We introduce an AI system in Scenario B (Fig. 4) to alleviate this workload and associated risks. Our findings that clinicians' perception of AI as a risk negatively influences AI-driven decision-making is embodied in this scenario. Here, the clinicians may feel that the AI could disrupt their workflow by offering unnecessary or incorrect analyses, adding perceived risk to the clinical decision-making process. The integration of AI in this scenario is sequential (Patient → AI → Clinician → Patient). However, the constant need for clinicians to validate AI diagnoses could disrupt their workflow and potentially lead to underutilization or misuse of the AI system.
In contrast, Scenario C (Fig. 5) posits a model where the AI system runs parallel to the existing clinical workflow. The AI and the clinician independently generate their diagnoses, and only in case of a discrepancy does the AI system alert the clinician. Our survey findings demonstrate that the perception of AI reducing workload significantly correlates with trust in AI and the perceived impact on clinical decision-making. Scenario C aligns with these findings, wherein AI operates as a supportive tool, providing an additional analysis layer without unnecessary interruptions, potentially reducing the perceived workload and fostering trust. Furthermore, clinicians' trust in AI showed a positive, albeit non-significant, association with AI-driven clinical decision-making. This pattern is also seen in Scenario C, wherein clinicians can build trust in AI as they are engaged in understanding and correcting the AI's reasoning, thus enhancing their willingness to incorporate AI into their decision-making process.

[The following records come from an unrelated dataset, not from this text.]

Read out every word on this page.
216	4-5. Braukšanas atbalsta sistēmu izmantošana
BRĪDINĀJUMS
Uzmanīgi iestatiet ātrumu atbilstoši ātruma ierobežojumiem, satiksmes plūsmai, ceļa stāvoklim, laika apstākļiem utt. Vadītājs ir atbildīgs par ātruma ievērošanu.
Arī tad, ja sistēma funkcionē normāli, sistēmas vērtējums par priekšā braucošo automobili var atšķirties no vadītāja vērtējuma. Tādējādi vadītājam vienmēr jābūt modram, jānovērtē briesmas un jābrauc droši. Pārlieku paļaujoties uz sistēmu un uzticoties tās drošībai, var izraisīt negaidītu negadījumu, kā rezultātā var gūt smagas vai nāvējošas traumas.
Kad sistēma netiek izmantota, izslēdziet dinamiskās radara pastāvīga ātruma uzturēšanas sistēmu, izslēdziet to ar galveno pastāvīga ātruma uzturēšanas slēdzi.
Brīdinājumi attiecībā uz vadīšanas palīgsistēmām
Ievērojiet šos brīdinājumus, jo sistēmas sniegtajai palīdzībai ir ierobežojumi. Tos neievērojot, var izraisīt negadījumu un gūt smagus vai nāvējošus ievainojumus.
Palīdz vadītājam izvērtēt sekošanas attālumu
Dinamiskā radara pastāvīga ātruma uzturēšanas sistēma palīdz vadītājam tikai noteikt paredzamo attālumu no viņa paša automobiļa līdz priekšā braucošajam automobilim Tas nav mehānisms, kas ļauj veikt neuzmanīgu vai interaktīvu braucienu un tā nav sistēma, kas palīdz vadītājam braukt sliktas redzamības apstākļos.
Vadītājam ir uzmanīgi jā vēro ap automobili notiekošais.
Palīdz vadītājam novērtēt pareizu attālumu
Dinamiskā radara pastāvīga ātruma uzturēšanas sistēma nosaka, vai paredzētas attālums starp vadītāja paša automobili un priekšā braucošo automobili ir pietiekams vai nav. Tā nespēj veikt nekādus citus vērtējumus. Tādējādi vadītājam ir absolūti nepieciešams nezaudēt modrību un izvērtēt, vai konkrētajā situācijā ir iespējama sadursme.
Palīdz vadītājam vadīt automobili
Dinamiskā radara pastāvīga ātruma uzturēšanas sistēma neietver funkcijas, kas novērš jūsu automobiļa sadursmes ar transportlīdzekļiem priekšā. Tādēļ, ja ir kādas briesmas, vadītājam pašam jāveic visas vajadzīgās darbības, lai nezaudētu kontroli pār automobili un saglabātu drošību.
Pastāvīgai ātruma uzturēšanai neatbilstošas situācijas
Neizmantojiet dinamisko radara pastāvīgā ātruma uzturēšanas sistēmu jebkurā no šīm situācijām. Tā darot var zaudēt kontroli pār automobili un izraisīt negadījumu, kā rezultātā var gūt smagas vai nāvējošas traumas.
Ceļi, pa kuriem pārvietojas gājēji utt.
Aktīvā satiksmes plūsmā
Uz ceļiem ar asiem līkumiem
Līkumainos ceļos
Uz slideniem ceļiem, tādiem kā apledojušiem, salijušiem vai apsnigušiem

Overall, these scenarios illuminate the potential benefits of a parallel integration of AI into clinical workflows (Scenario C) over a sequential one (Scenario B), with potential positive impacts on clinicians' perceptions of AI risk, trust in AI, and their willingness to adopt AI in clinical decision-making.
5.4 Limitations
This study has some limitations that should be acknowledged. Firstly, this study did not find a significant impact of clinical experience as a control variable on clinicians' trust in AI or the AI-driven decision-making process. This finding contradicts existing evidence suggesting that additional experience with AI can influence trust levels. The specific context in which AI was utilized and the limited scope of participants' exposure to AI technologies may have contributed to this non-significant relationship. Caution should be exercised when generalizing these results, as they may not fully capture the nuanced relationship between clinical experience and trust in AI. Further research with larger and more diverse samples is needed to better understand the influence of clinical experience on trust in AI within healthcare settings. Secondly, the study is conducted based on a cross-sectional survey. Future studies should use longitudinal data and examine the proposed relationships over time. Finally, another limitation of our study is that only a small proportion of participants (17%) reported using AI in their practice. It is important to acknowledge that the low percentage may not necessarily reflect the actual usage of AI among all participants. It is possible that a significant number of participants are utilizing AI in their practice without being aware of it and vice-versa. This lack of awareness could be attributed to various factors, such as a lack of understanding about the specific applications of AI or the absence of clear recognition of AI technologies within their practice settings. Therefore, the reported usage rate might not provide a comprehensive picture of the actual integration of AI in the participants' professional activities. Future studies could explore participants' levels of awareness and knowledge regarding AI to gain a more accurate understanding of its utilization in their practice.